Dengan penerapan ini, sekolah-sekolah yang
notabene berada di pinggiran akan sejajar dalam permutuannya dibanding
sekolah-sekolah perkotaan. Karena dengan standarisasi mutu pendidikan ini,
lulusan (output) yang dihasilkan mampu disejajarkan dengan lulusan dari negara
lain. Sehingga dalam pasar bebas nantinya (indonesia direncanakan akan
mengikuti pasar bebas tahun 2015) indonesia memiliki lulusan yang mampu
dipersaingkan dengan lulusan negara-negara maju lainnya, sehingga indonesia
tidak hanya dipandang sebagai negara ladang buruh namun diharapkan berpindah
menjadi negara ladang profesional, ahli ataupun konsultan.
Namun bukan berarti gading tanpa retak. Usulan
ini juga memiliki beberapa kekurangan. Terutama nanti bila dilihat dari
perspektif sumber daya yang ada. Pertama, jika standarisasi mutu pendidikan ini
dilakukan, maka akan terjadi kesenjangan antara sekolah-sekolah di pedesaan
dengan sekolah-sekolah di perkotaan karena perbedaan sumberdaya yang ada, baik
sumberdaya materiil, maupun sumberdaya moriil. Karena sekolah-sekolah pedesaan
dianggap kurang mampu mengikuti kewajiban-kewajiban dari standarisasi ini
terkait dengan kekurangan sumberdaya yang ada. Oleh karena itu, untuk
menanggulangi hal ini, diperlukan upaya dari pemerintah untuk memberikan
bantuan yang disesuaikan dengan kebutuhan masing-masing sekolah. Artinya
bantuan yang diberikan itu bukan sama dalam bentuk angkanya (nominalnya), namun
sama dalam bentuk nilainya (tingkat kebutuhannya).
Kedua, dimungkinkan terjadi tindak kecurangan
atau penyalahgunaan wewenang oleh oknum-oknum tertentu. Oleh karena itu,
penerapan ide ini harus benar-benar disandarkan pada kebutuhan konsumen (
stakeholder ), bukan dari intervensi oknum-oknum tertentu yang akan memanfaatkan
keadaan yang ada. Untuk itu diperlukan pengawasan yang ketat dari pihak
pemerintah juga pihak masyarakat bila ingin mewujudkan ide ini.

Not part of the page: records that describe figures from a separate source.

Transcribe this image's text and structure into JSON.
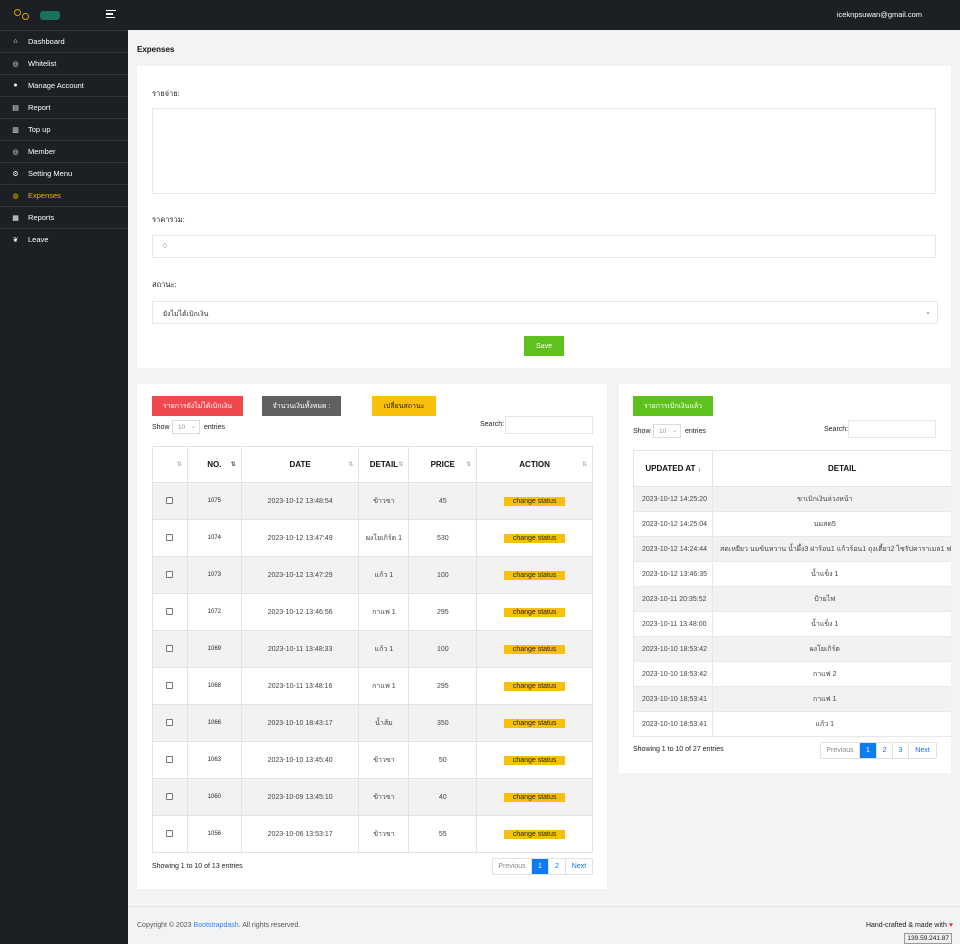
{
  "topbar": {
    "email": "iceknpsuwan@gmail.com"
  },
  "sidebar": {
    "items": [
      {
        "label": "Dashboard",
        "icon": "home-icon"
      },
      {
        "label": "Whitelist",
        "icon": "globe-icon"
      },
      {
        "label": "Manage Account",
        "icon": "user-icon"
      },
      {
        "label": "Report",
        "icon": "file-icon"
      },
      {
        "label": "Top up",
        "icon": "building-icon"
      },
      {
        "label": "Member",
        "icon": "globe-icon"
      },
      {
        "label": "Setting Menu",
        "icon": "gear-icon"
      },
      {
        "label": "Expenses",
        "icon": "coins-icon",
        "active": true
      },
      {
        "label": "Reports",
        "icon": "database-icon"
      },
      {
        "label": "Leave",
        "icon": "leaf-icon"
      }
    ]
  },
  "page": {
    "title": "Expenses"
  },
  "form": {
    "expense_label": "รายจ่าย:",
    "expense_value": "",
    "total_label": "ราคารวม:",
    "total_placeholder": "0",
    "status_label": "สถานะ:",
    "status_value": "ยังไม่ได้เบิกเงิน",
    "save_label": "Save"
  },
  "left_panel": {
    "btn_unwithdrawn": "รายการยังไม่ได้เบิกเงิน",
    "btn_total": "จำนวนเงินทั้งหมด :",
    "btn_change": "เปลี่ยนสถานะ",
    "show_label": "Show",
    "show_value": "10",
    "entries_label": "entries",
    "search_label": "Search:",
    "headers": [
      "",
      "NO.",
      "DATE",
      "DETAIL",
      "PRICE",
      "ACTION"
    ],
    "action_label": "change status",
    "rows": [
      {
        "no": "1075",
        "date": "2023-10-12 13:48:54",
        "detail": "ข้าวขา",
        "price": "45"
      },
      {
        "no": "1074",
        "date": "2023-10-12 13:47:49",
        "detail": "ผงโยเกิร์ต 1",
        "price": "530"
      },
      {
        "no": "1073",
        "date": "2023-10-12 13:47:29",
        "detail": "แก้ว 1",
        "price": "100"
      },
      {
        "no": "1072",
        "date": "2023-10-12 13:46:56",
        "detail": "กาแฟ 1",
        "price": "295"
      },
      {
        "no": "1069",
        "date": "2023-10-11 13:48:33",
        "detail": "แก้ว 1",
        "price": "100"
      },
      {
        "no": "1068",
        "date": "2023-10-11 13:48:16",
        "detail": "กาแฟ 1",
        "price": "295"
      },
      {
        "no": "1066",
        "date": "2023-10-10 18:43:17",
        "detail": "น้ำส้ม",
        "price": "350"
      },
      {
        "no": "1063",
        "date": "2023-10-10 13:45:40",
        "detail": "ข้าวขา",
        "price": "50"
      },
      {
        "no": "1060",
        "date": "2023-10-09 13:45:10",
        "detail": "ข้าวขา",
        "price": "40"
      },
      {
        "no": "1056",
        "date": "2023-10-06 13:53:17",
        "detail": "ข้าวขา",
        "price": "55"
      }
    ],
    "info": "Showing 1 to 10 of 13 entries",
    "pagination": [
      "Previous",
      "1",
      "2",
      "Next"
    ]
  },
  "right_panel": {
    "btn_withdrawn": "รายการเบิกเงินแล้ว",
    "show_label": "Show",
    "show_value": "10",
    "entries_label": "entries",
    "search_label": "Search:",
    "headers": [
      "UPDATED AT",
      "DETAIL"
    ],
    "rows": [
      {
        "updated": "2023-10-12 14:25:20",
        "detail": "ขาเบิกเงินล่วงหน้า"
      },
      {
        "updated": "2023-10-12 14:25:04",
        "detail": "นมสด5"
      },
      {
        "updated": "2023-10-12 14:24:44",
        "detail": "สตเหยียว นมข้นหวาน น้ำผึ้ง3 ฝาร้อน1 แก้วร้อน1 ถุงเตี้ยว2 ไซรัปคาราเมล1 ฟ"
      },
      {
        "updated": "2023-10-12 13:46:35",
        "detail": "น้ำแข็ง 1"
      },
      {
        "updated": "2023-10-11 20:35:52",
        "detail": "ป้ายไฟ"
      },
      {
        "updated": "2023-10-11 13:48:00",
        "detail": "น้ำแข็ง 1"
      },
      {
        "updated": "2023-10-10 18:53:42",
        "detail": "ผงโยเกิร์ต"
      },
      {
        "updated": "2023-10-10 18:53:42",
        "detail": "กาแฟ 2"
      },
      {
        "updated": "2023-10-10 18:53:41",
        "detail": "กาแฟ 1"
      },
      {
        "updated": "2023-10-10 18:53:41",
        "detail": "แก้ว 1"
      }
    ],
    "info": "Showing 1 to 10 of 27 entries",
    "pagination": [
      "Previous",
      "1",
      "2",
      "3",
      "Next"
    ]
  },
  "footer": {
    "copyright_prefix": "Copyright © 2023 ",
    "link": "Bootstrapdash",
    "copyright_suffix": ". All rights reserved.",
    "right": "Hand-crafted & made with",
    "ip": "139.59.241.87"
  },
  "colors": {
    "active": "#f4b400",
    "green": "#5fc11d",
    "red": "#f0484f",
    "yellow": "#f8c00a",
    "blue": "#0d7cf2"
  }
}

Dari itu semua, hal terpenting yang harus diperhatikan
oleh semua pihak adalah komunikasi yang lancar dan berkesinambungan. Selama
ini, antara pihak pemerintah, sekolah maupun masyarakat seakan-akan berjalan
sendiri-sendiri, kurang adanya koordinasi antar masing-masing pihak. Oleh
karena itu komunikasi yang intens mutlak diperlukan adanya.
Sehingga setelah semua berjalan semestinya, akan mampu memberikan arti
yang lebih terhadap pendidikan di indonesia. Terjadi perubahan ke arah kebaikan
yang cukup signifikan baik pada penjaminan mutu pendidikan pada khususnya,
maupun pada administrasi pendidikan pada umumnya.

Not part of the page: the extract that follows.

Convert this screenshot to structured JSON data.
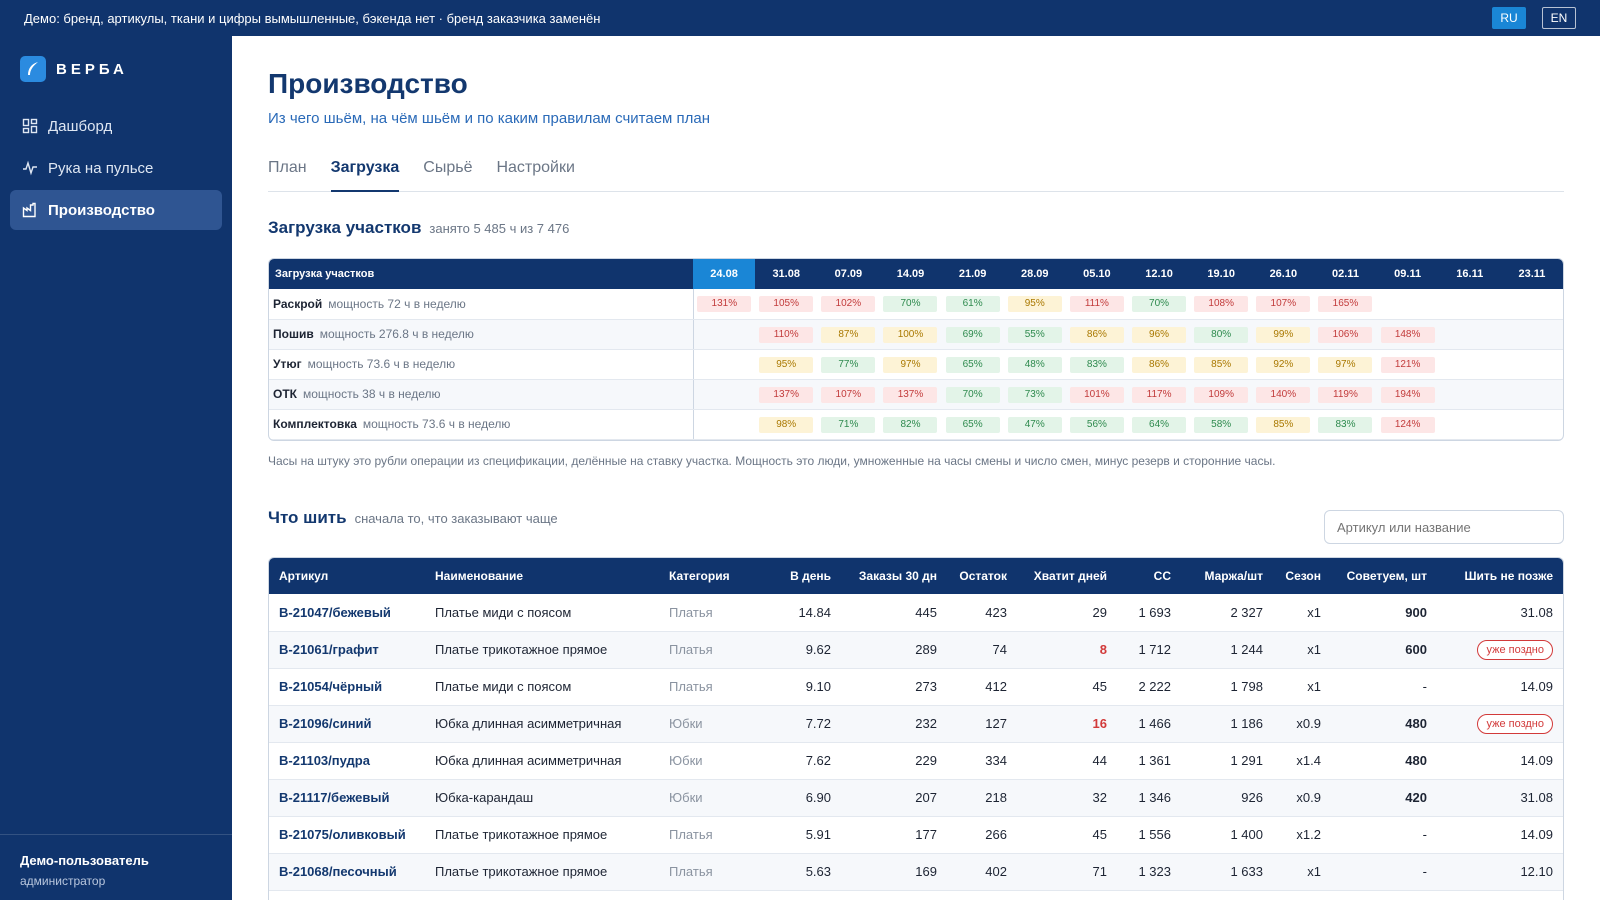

Harapan terbesar tentunya, indonesia mampu
menjadi produsen tenaga-tenaga profesional (bukan hanya karyawan atau buruh
seperti saat ini) yang cakap dibidangnya. Yang nantinya akan mampu dipersaingkan
dalam pasar global yang akan di ikuti tahun 2015, semoga. Wallahu a’lam.